Writers from H.G. Wells to Audrey Niffenegger have imagined worlds in which people could travel through time to see the past, or the future.  The novelist Connie Willis has written stories and novels that center around the time traveling adventures of historians and their students at Oxford University. As a historian, I have often wished I could go back in time to see if what I thought happened actually did.  However, my own time machine would have to be equipped with indoor plumbing, coffee, and chocolate, among other things.  I think it’s important to be upfront about my demands, even with the gods of time.

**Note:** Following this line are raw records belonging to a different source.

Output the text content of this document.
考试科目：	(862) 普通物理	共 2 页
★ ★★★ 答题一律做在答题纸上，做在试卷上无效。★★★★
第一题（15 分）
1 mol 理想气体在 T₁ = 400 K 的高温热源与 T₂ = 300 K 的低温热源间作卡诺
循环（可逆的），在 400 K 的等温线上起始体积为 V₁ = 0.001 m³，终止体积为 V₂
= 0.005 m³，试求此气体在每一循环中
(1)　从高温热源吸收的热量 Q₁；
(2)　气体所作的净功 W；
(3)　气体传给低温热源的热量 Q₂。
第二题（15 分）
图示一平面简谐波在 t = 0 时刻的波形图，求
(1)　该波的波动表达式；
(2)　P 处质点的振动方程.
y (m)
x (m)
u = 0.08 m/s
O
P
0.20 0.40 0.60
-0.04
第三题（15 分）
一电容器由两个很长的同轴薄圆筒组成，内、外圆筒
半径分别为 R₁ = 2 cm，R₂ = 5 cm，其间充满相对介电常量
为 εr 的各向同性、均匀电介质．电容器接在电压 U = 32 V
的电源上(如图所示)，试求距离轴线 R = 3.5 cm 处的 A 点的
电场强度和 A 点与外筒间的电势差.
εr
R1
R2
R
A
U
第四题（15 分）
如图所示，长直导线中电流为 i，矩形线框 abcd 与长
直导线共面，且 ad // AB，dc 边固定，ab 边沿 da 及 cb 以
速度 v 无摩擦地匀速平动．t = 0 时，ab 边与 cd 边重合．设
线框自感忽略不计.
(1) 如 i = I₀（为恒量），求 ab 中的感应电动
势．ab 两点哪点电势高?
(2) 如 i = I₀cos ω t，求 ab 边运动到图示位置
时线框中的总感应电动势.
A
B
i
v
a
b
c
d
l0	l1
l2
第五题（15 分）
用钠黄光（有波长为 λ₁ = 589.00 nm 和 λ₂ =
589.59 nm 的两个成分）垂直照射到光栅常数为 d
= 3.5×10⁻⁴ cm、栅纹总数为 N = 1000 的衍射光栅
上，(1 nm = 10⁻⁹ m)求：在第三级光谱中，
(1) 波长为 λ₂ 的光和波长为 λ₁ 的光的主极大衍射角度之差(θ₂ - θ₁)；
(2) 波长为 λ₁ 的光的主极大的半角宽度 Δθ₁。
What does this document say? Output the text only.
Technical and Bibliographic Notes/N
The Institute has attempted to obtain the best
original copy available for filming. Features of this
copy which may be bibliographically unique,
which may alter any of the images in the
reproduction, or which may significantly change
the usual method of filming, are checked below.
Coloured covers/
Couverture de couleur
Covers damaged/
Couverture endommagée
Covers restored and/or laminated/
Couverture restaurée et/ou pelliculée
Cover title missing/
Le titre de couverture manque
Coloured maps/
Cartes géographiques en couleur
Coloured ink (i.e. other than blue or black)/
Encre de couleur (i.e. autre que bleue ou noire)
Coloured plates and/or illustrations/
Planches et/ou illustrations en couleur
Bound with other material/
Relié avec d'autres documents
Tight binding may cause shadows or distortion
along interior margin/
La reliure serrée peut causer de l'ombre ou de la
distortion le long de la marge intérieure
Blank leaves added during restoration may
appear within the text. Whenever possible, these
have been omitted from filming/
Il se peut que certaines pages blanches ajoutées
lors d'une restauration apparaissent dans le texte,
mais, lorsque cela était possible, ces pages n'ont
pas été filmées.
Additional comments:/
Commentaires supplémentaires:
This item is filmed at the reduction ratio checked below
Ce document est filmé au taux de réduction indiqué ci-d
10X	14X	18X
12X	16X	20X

In the preindustrial world, daily life was not so tied to clocks.  Before factories and railroads, there was no need for time to be measured so precisely. Still, there was a seasonal and daily rhythm to life, and there were tasks to be done. Crops had to be planted and harvested according to the season. People and animals had to be fed, cows had to be milked, and children had to be cared for. There were court days and feast days and market days.  All of this, I imagine, made it just as difficult then, if not more so, for creative minds to find the time to produce works of art, literature, and music. And yet, they did.

I’ve been thinking about time, too, because I’m reading a novel called The Age of Miracles by Karen Thompson Walker (no review yet, since I haven’t finished the book). The premise is intriguing: the rotation of the Earth has slowed down. As a result the length of a day is no longer twenty-four hours. Daylight and darkness no longer fit “clock time.” Some people choose to live in “real time,” but most people attempt to remain on clock time, sleeping while it is light, going to school or work when it is dark, and watching the sunrise at noon.

None of this knowledge and reflection helps me to manage my own schedule.  Time’s winged chariot still whooshes by, and I still have deadlines.  Yes, it’s true. We can’t stop time, but we can pause to think about it.